You can see in the photo to the left one of the many cockroach-esque boats cruising along the canals with the numerous half-timbered houses of the old part of Strasbourg.

I don't know how the EU chose the city to hold their parliament but whichever one they chose was going to get a massive amount of money pumped into it, and lucky old Strasbourg won. I was a little surprised that it was only linked to Paris with a fast train so recently, being home to the EU and all, but then it has only been recently that air travel has become such a hassle what with all the security checks and so the bureaucrats haven't needed an alternative until now.

Strasbourg has had a funny history, being in the middle of a tug of war between France and Germany since the 16th century. Up until 1681 Strasbourg was ruled by it's own council of citizens, apparently giving the city a democratic feel. Johann Gutenberg lived here between 1434 and 1444 whilst he worked on his printing press and a number of members of the Reformation lived here as well.

From 1681 Strasbourg was ruled by the French though it has oscillated between France and Germany throughout the centuries. In fact this area of France seems to always be the first area annexed by the Germans in any war. Because of this swapping Strasbourg has a real German feel. It is known to the rest of the French as a city that is well-organised, tax paying and hard working, which I suppose are not typically French traits. The food in the restuarants also seems to be very German-esque what with the sauerkraut and massive amounts of pork and potatoes.
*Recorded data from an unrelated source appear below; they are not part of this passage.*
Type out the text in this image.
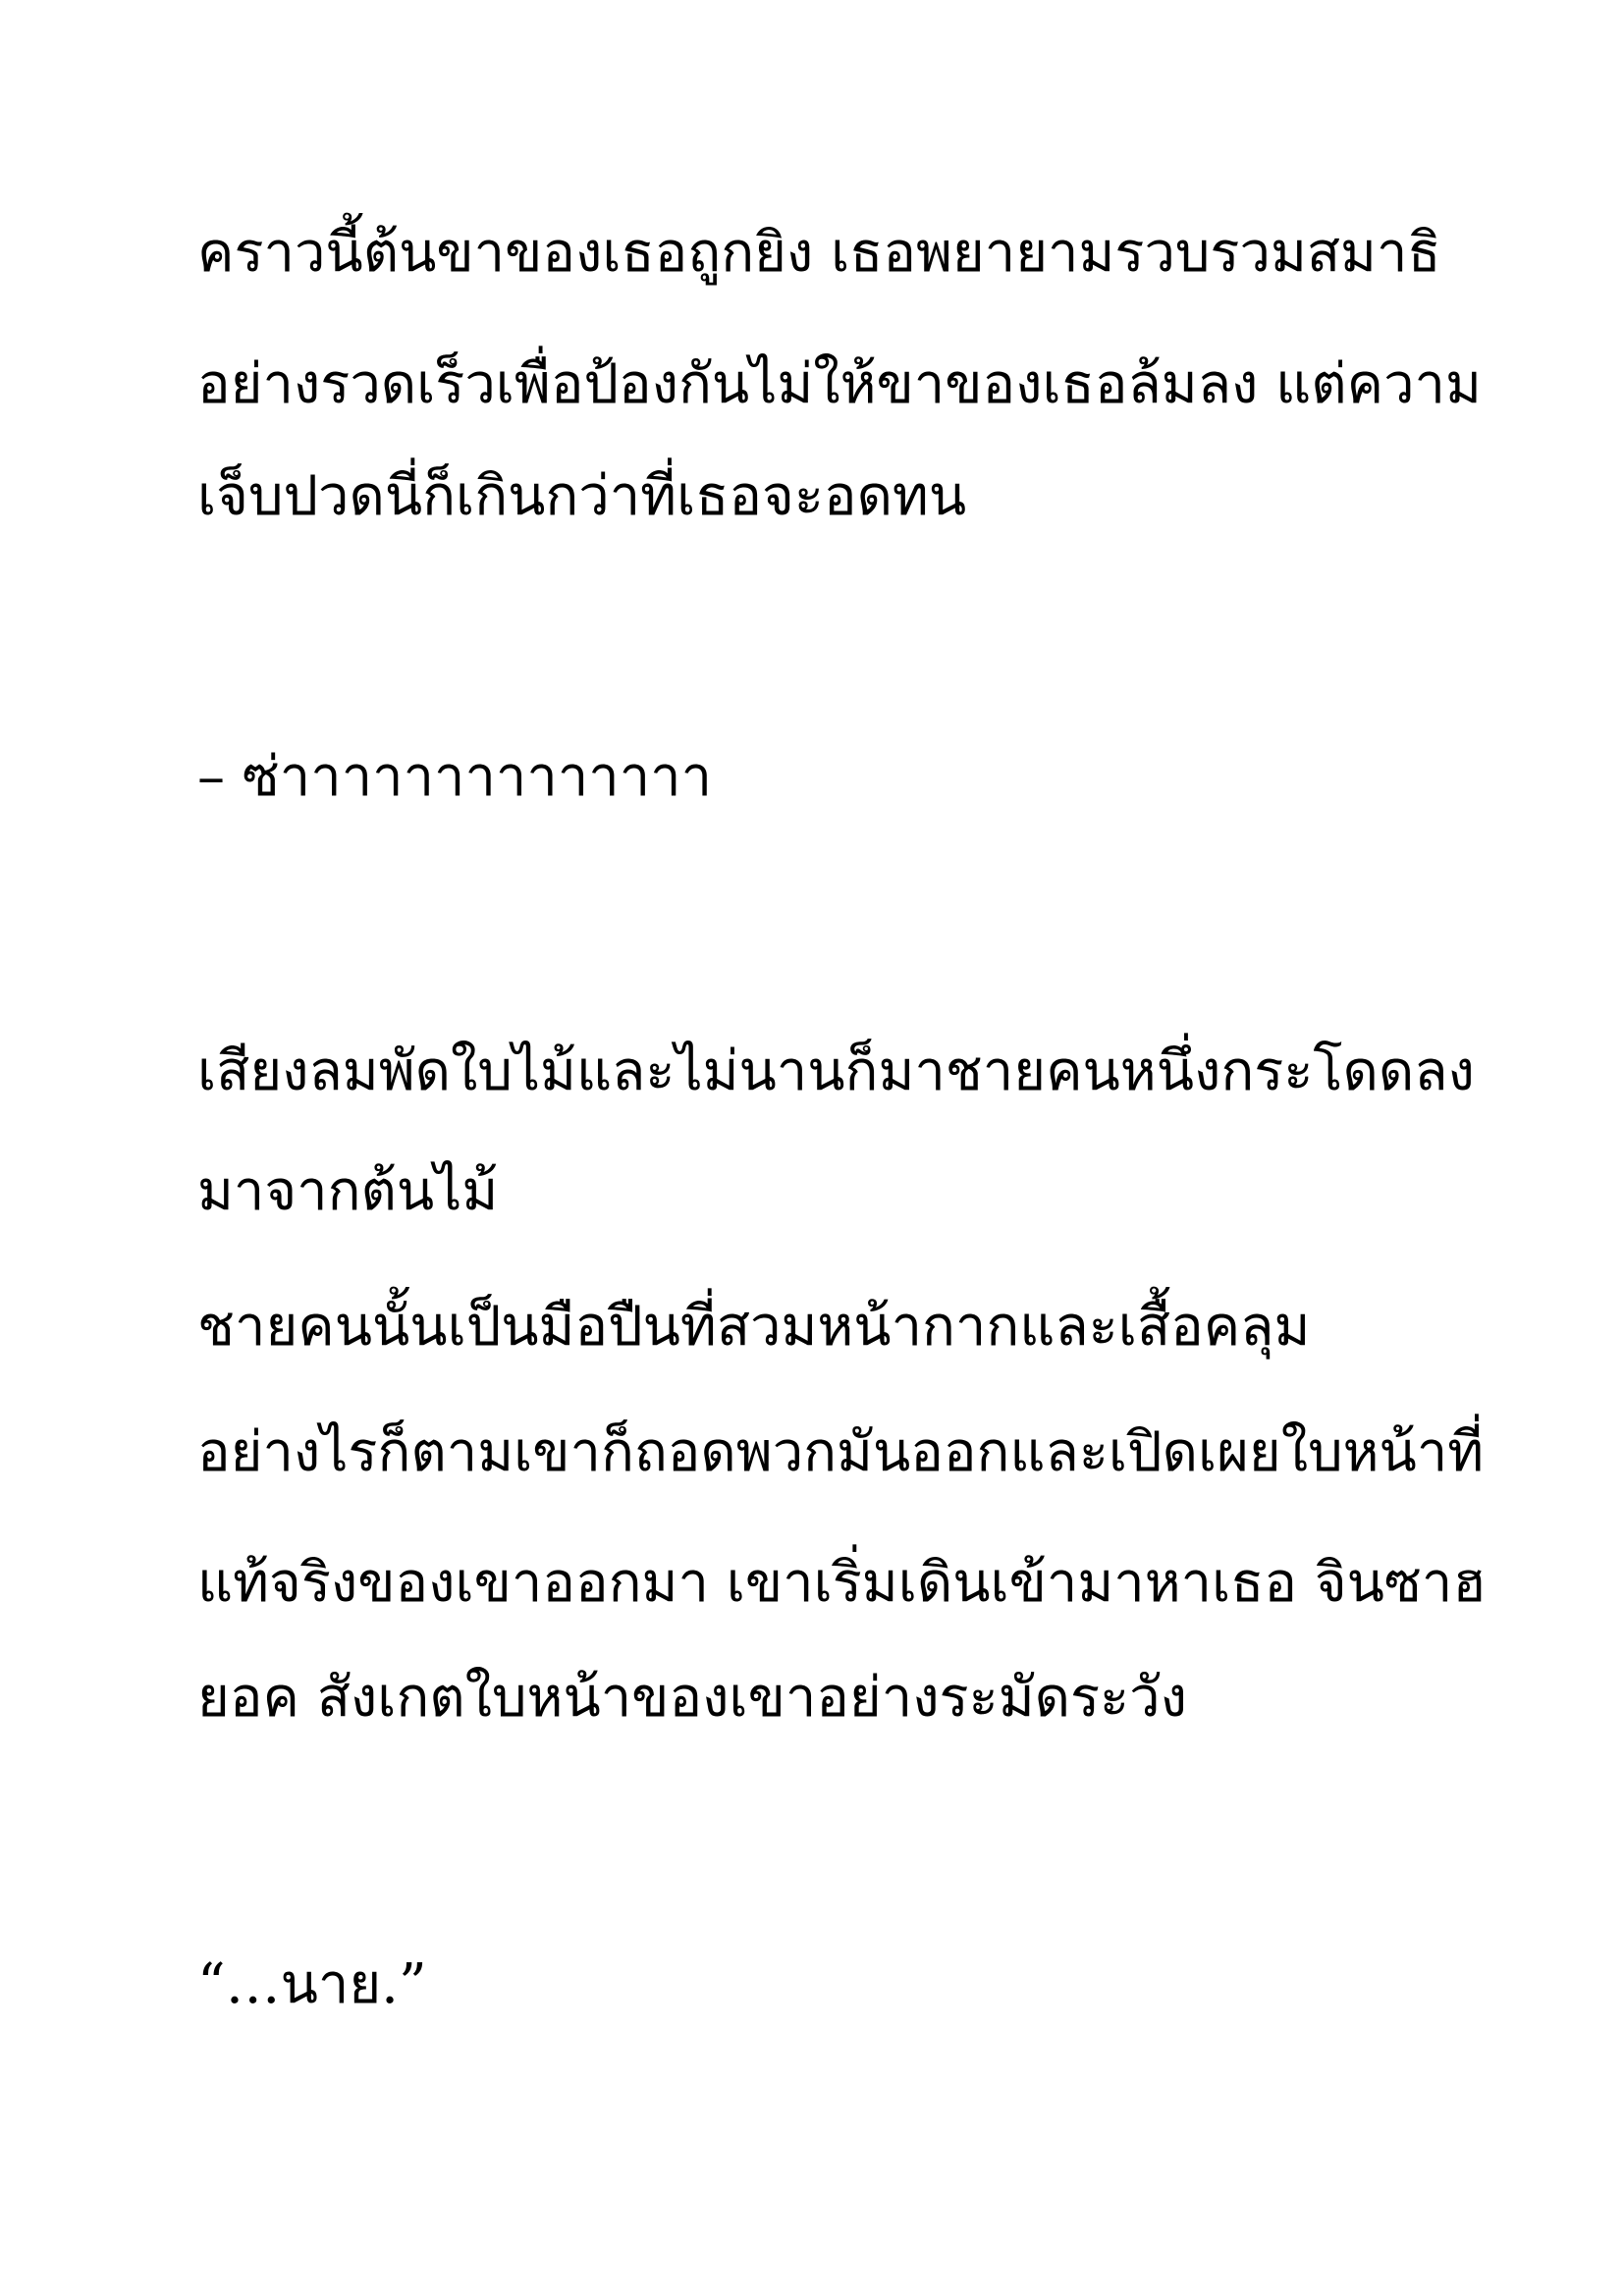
คราวนี้ต้นขาของเธอถูกยิง เธอพยายามรวบรวมสมาธิ

อย่างรวดเร็วเพื่อป้องกันไม่ให้ขาของเธอล้มลง แต่ความ

เจ็บปวดนี่ก็เกินกว่าที่เธอจะอดทน

– ซ่าาาาาาาาาาาาาา

เสียงลมพัดใบไม้และไม่นานก็มาชายคนหนึ่งกระโดดลง

มาจากต้นไม้

ชายคนนั้นเป็นมือปืนที่สวมหน้ากากและเสื้อคลุม

อย่างไรก็ตามเขาก็ถอดพวกมันออกและเปิดเผยใบหน้าที่

แท้จริงของเขาออกมา เขาเริ่มเดินเข้ามาหาเธอ จินซาฮ

ยอค สังเกตใบหน้าของเขาอย่างระมัดระวัง

“…นาย.”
The photo to above is apparently the most photographed building in Strasbourg, it used to be the tanner's building, nice place for such a smelly occupation, and it is right in the middle of Petit France, which is an island linked with locks and bridges in the middle of the river Ill which runs through Strasbourg. Here is really the main concentration of half-timbered houses. This area used to be the tanners district so the houses didn't use to have roofs, I guess to let the smell escape. I'm guessing Strasbourg wasn't so pretty back then.

Even though it has swapped so much between Germany and France, the Germans really wanted an outpost on the other side of the Rhine, it seems as if the city hasn't been damaged much at all between the various interchanges. Which is really lucky for the tourists as it means the whole of the old city is still almost entirely the half-wooden houses. The cathedral is also pretty amazing, it is still very much in the usual gothic style like every other church I have seen in France, but this one is made from a particular stone which must be common around Strasbourg as quite a few churches had this striking pinky-red colour from the red standstone. What was also most spectacular was the trouble the builders had gone to on the outside, really lacy. It was actually really hard to get a good photo of the church because it was so big, so instead you only get part of the front, though perhaps the next photo is a little better to see the lace aspect.
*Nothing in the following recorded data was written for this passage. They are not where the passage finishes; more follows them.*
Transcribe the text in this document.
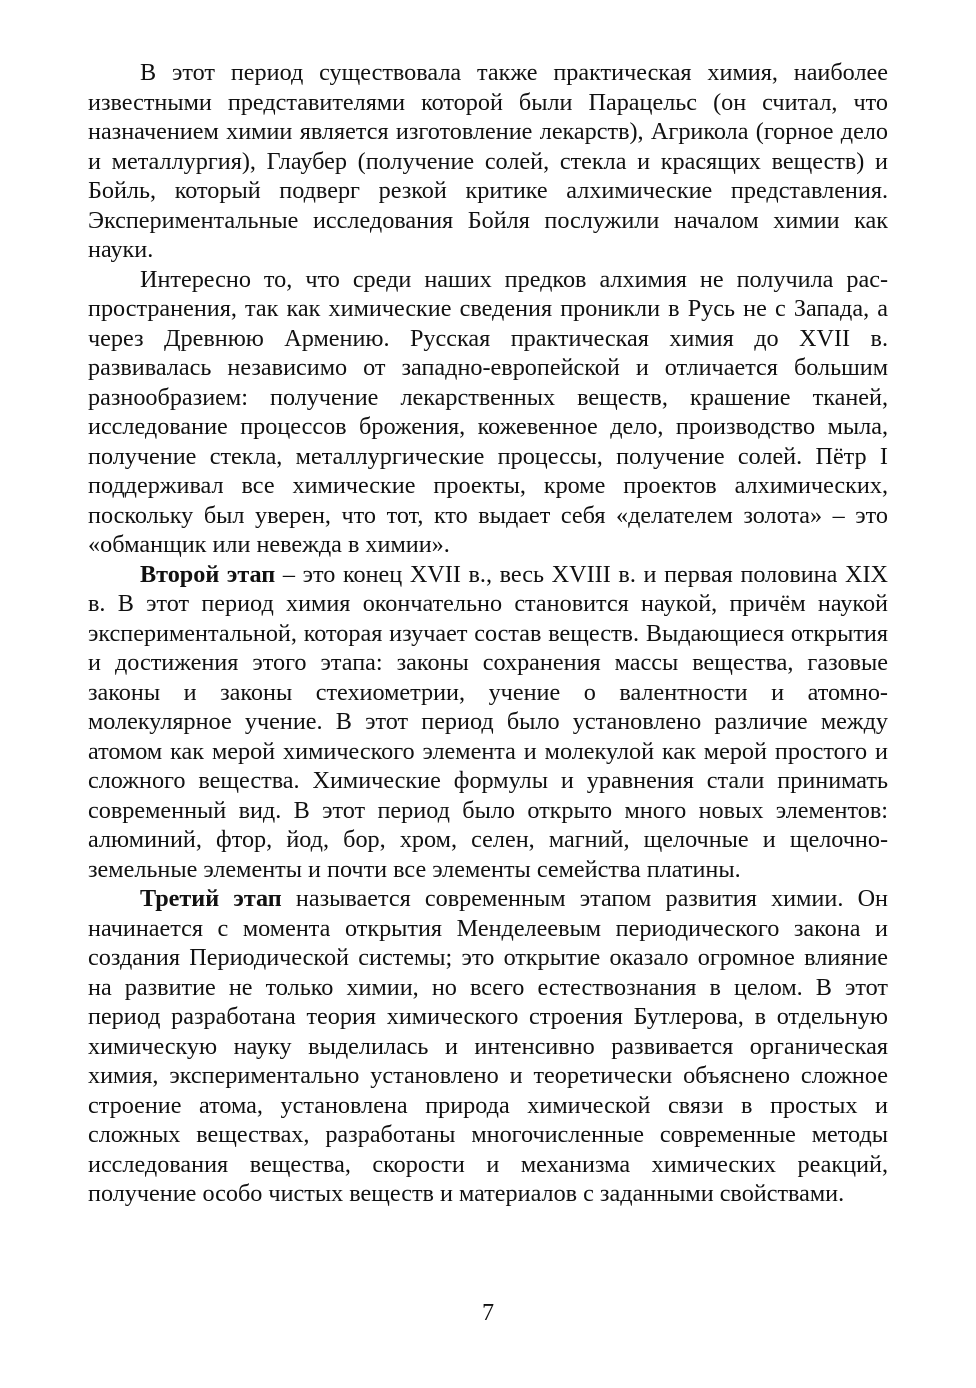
В этот период существовала также практическая химия, наиболее известными представителями которой были Парацельс (он считал, что назначением химии является изготовление лекарств), Агрикола (горное дело и металлургия), Глаубер (получение солей, стекла и красящих веществ) и Бойль, который подверг резкой критике алхимические представления. Экспериментальные исследования Бойля послужили началом химии как науки.

Интересно то, что среди наших предков алхимия не получила распространения, так как химические сведения проникли в Русь не с Запада, а через Древнюю Армению. Русская практическая химия до XVII в. развивалась независимо от западно-европейской и отличается большим разнообразием: получение лекарственных веществ, крашение тканей, исследование процессов брожения, кожевенное дело, производство мыла, получение стекла, металлургические процессы, получение солей. Пётр I поддерживал все химические проекты, кроме проектов алхимических, поскольку был уверен, что тот, кто выдает себя «делателем золота» – это «обманщик или невежда в химии».

Второй этап – это конец XVII в., весь XVIII в. и первая половина XIX в. В этот период химия окончательно становится наукой, причём наукой экспериментальной, которая изучает состав веществ. Выдающиеся открытия и достижения этого этапа: законы сохранения массы вещества, газовые законы и законы стехиометрии, учение о валентности и атомно-молекулярное учение. В этот период было установлено различие между атомом как мерой химического элемента и молекулой как мерой простого и сложного вещества. Химические формулы и уравнения стали принимать современный вид. В этот период было открыто много новых элементов: алюминий, фтор, йод, бор, хром, селен, магний, щелочные и щелочно-земельные элементы и почти все элементы семейства платины.

Третий этап называется современным этапом развития химии. Он начинается с момента открытия Менделеевым периодического закона и создания Периодической системы; это открытие оказало огромное влияние на развитие не только химии, но всего естествознания в целом. В этот период разработана теория химического строения Бутлерова, в отдельную химическую науку выделилась и интенсивно развивается органическая химия, экспериментально установлено и теоретически объяснено сложное строение атома, установлена природа химической связи в простых и сложных веществах, разработаны многочисленные современные методы исследования вещества, скорости и механизма химических реакций, получение особо чистых веществ и материалов с заданными свойствами.

7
Just opposite the church they had an art-gallery/museum of the old religious art, so I just had to show you the freaky religious art again. This painting is of one of the Mary's and some other lady and they have shown the little babies inside them through their dresses, strange.

As well as all the old-school art, they also had a brand new contemporary art gallery, also a little out of the old part of town. And some of the stuff there was pretty cool. I liked this weird ice-cream man sculpture outside the front entrance, though I guess you could say that he is meant to be made from something not so nice as ice-cream.

Then there was also this piece of cut-up guitars, it was titled something like response to cubism and it is true that Picasso did seem to have an obsession with guitars.

I also had to show you the strangest modern art piece, but I don't think it is as strange as the ladies with embryos, on the TV was playing a movie of waves breaking on the shore. I suppose it is an artists representation of the beach, I guess Strasbourg is a long way from the ocean, so perhaps they don't know any better there, but really, this is no representation of any beaches I know.